Delta. They've been unlucky. They sealed in some union contracts about 3 weeks before 9/11 and were powerless to get out of them when air travel collapsed for months thereafter. Other airlines were much closer to contract expiration and did not have to endure cash drain as long.
But that's all past tense. That all just served to erase Delta's cash reserve. The real problem for Delta is what it has been for all the legacy carriers -- the business model won't work at $70/barrel with Low Cost Carriers present domestically.
It really all does come down to that. You can't book Southwest to London, England. You can't fund an entire airline on only flights to London, England. The legacy hub and spoke carriers used domestic spokes to bring passengers to their international hubs. If the spokes are choked by LCC's, they can't raise prices to deal with fuel price explosion.

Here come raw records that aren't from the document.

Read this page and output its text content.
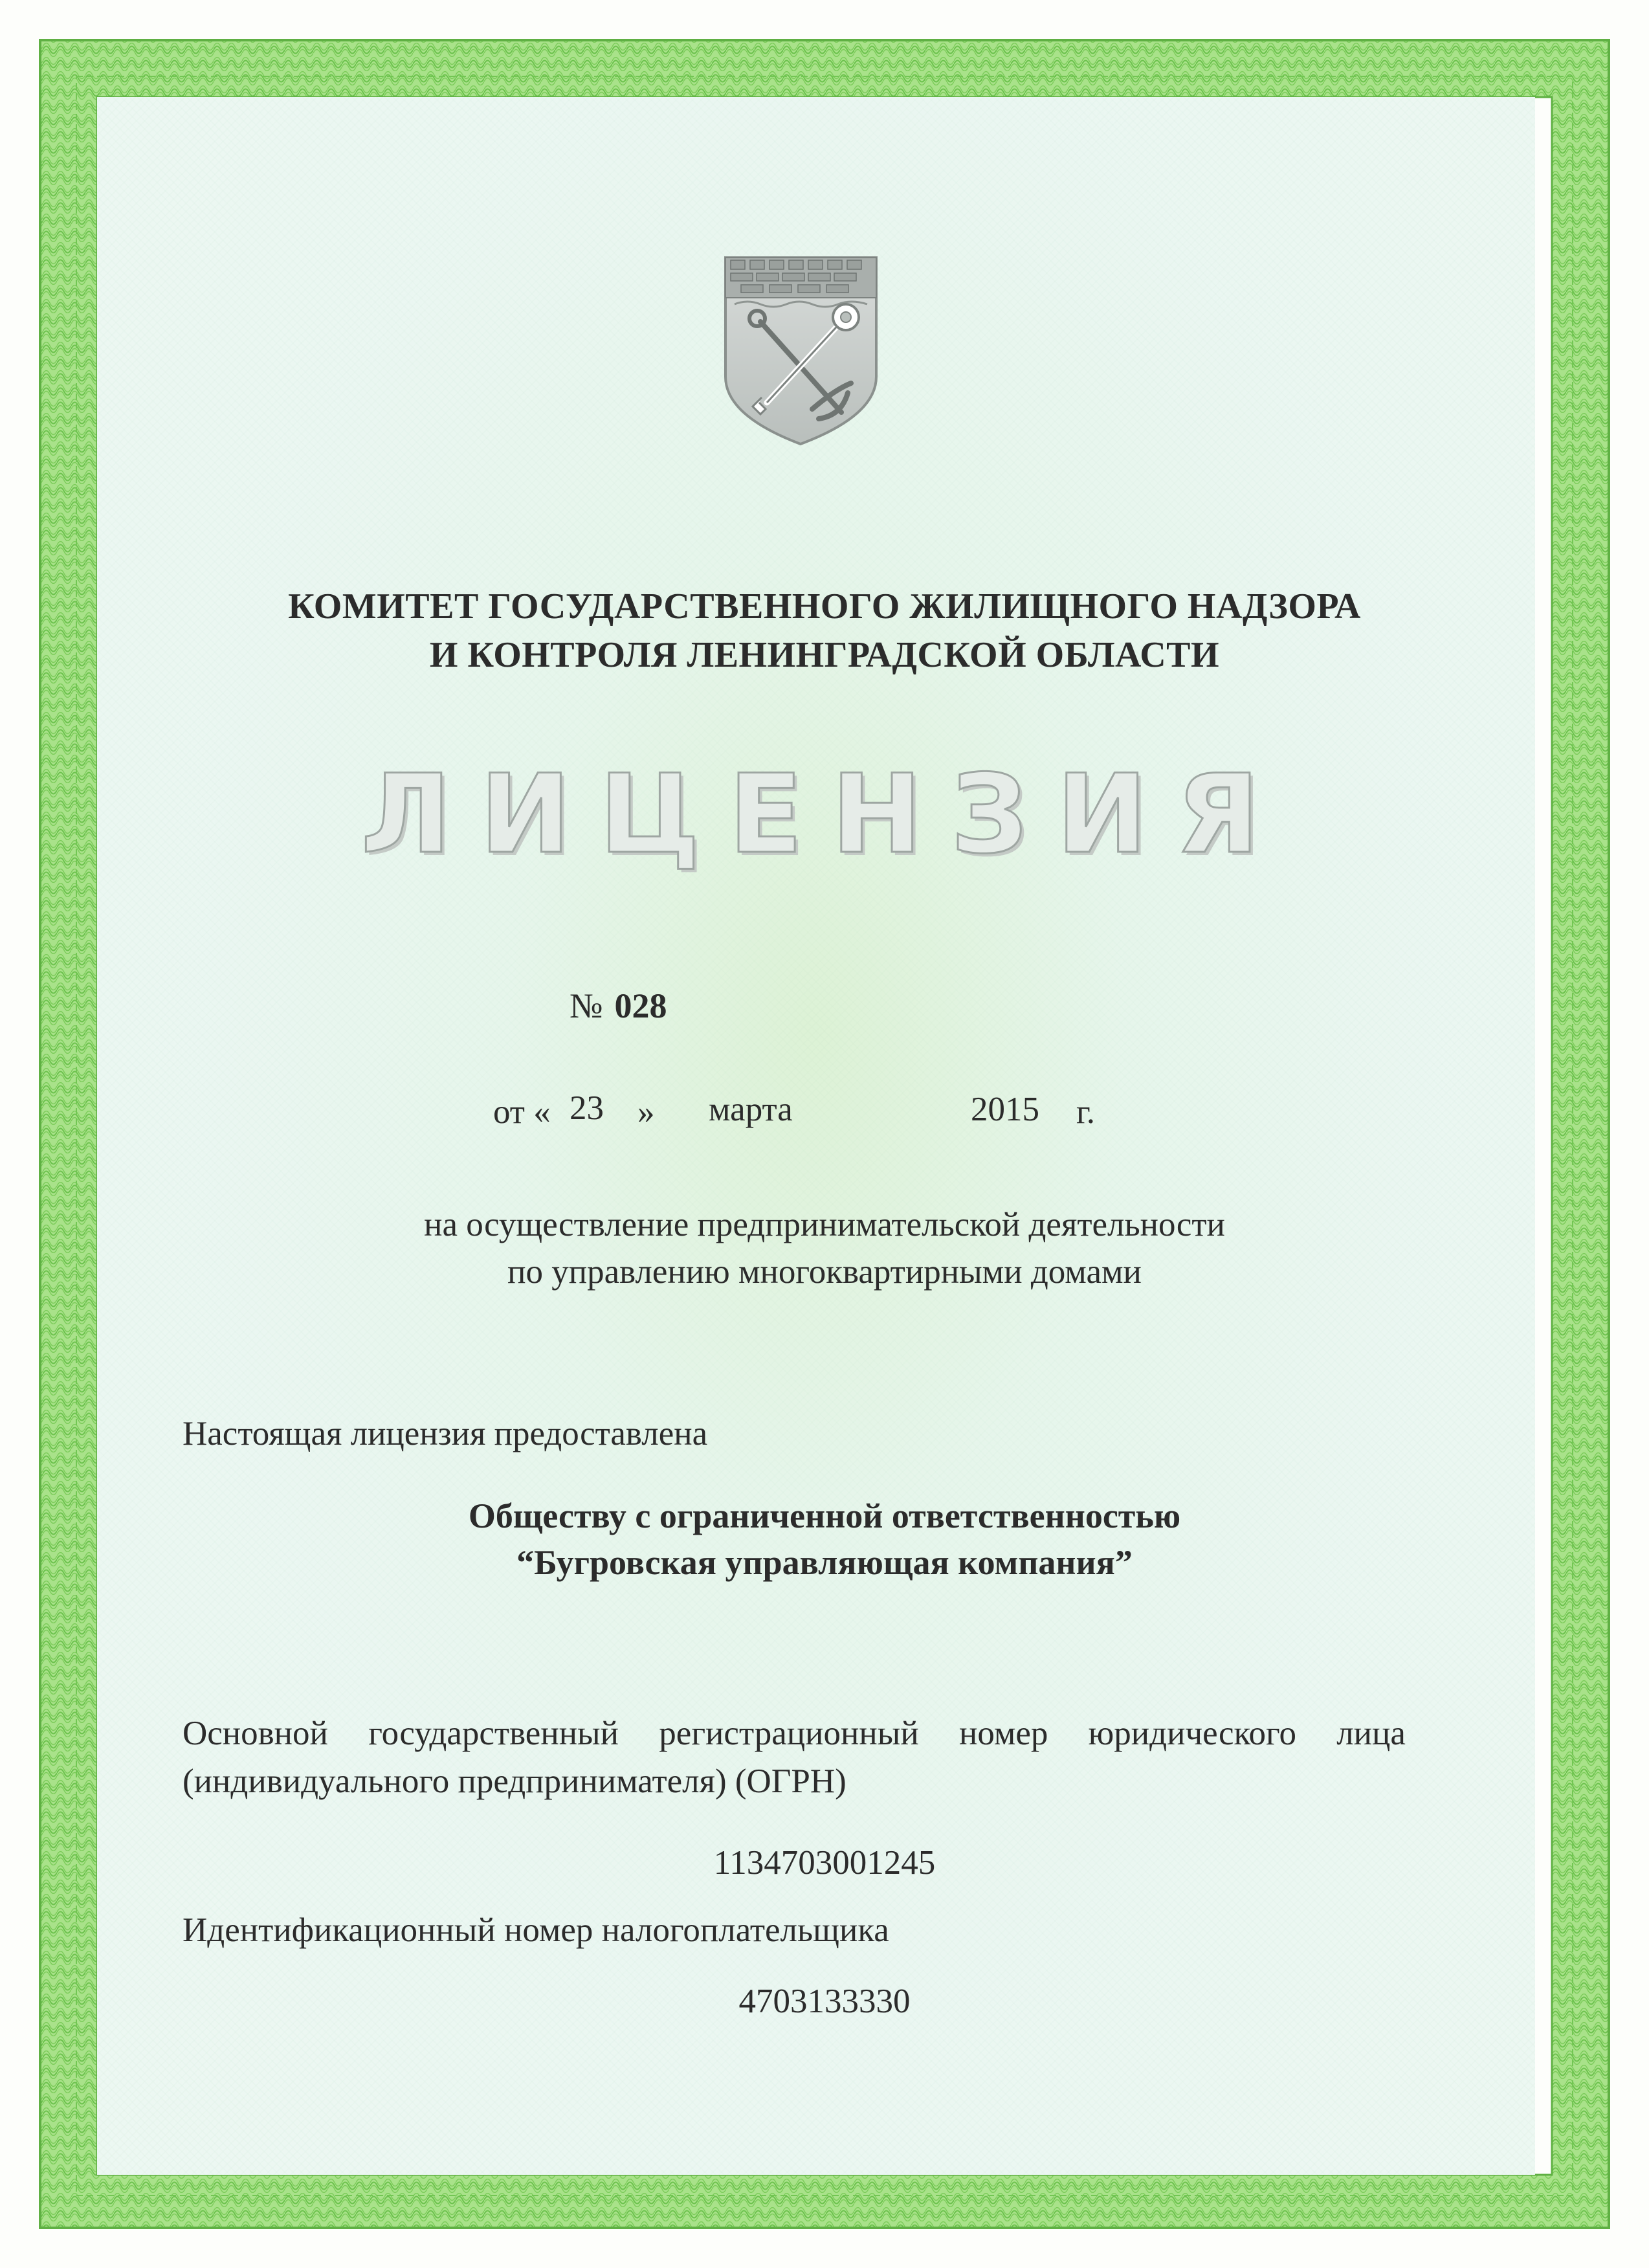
КОМИТЕТ ГОСУДАРСТВЕННОГО ЖИЛИЩНОГО НАДЗОРА
И КОНТРОЛЯ ЛЕНИНГРАДСКОЙ ОБЛАСТИ
ЛИЦЕНЗИЯ
№ 028
от « 23 » марта	2015 г.
на осуществление предпринимательской деятельности
по управлению многоквартирными домами
Настоящая лицензия предоставлена
Обществу с ограниченной ответственностью
“Бугровская управляющая компания”
Основной государственный регистрационный номер юридического лица
(индивидуального предпринимателя) (ОГРН)
1134703001245
Идентификационный номер налогоплательщика
4703133330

What will happen for Delta is bankruptcy will let them redo interest payments and buy them time for Congress to either let them delay pension funding kill it altogether like United did. Both those items will unload a lot of costs from Delta and give them time for the cost cuts they've already instituted in their pay structure to take effect.
The way I see it-kill those CEO golden parachutes, and make their salary contigent on performance. As a stockholder I would be pissed if the company I had invested in was going south, and their CEO throws in the towel while leaving with millions. Read USAirways. That carrier takes a lot of heat on this board, but as one of their partners I am saying with a straight face that they are one of the better carriers out there. Customer service, ontime performance, etc. They hold us (express partner)to very high standards. It bothers me to know that AA will survive and USAir is in so much trouble..
What happens ( to the ticket buyer ) if you have a reservation for a future flight and they go Chapter 11 before that date ?
Very nice take, Owen. You are a bright guy.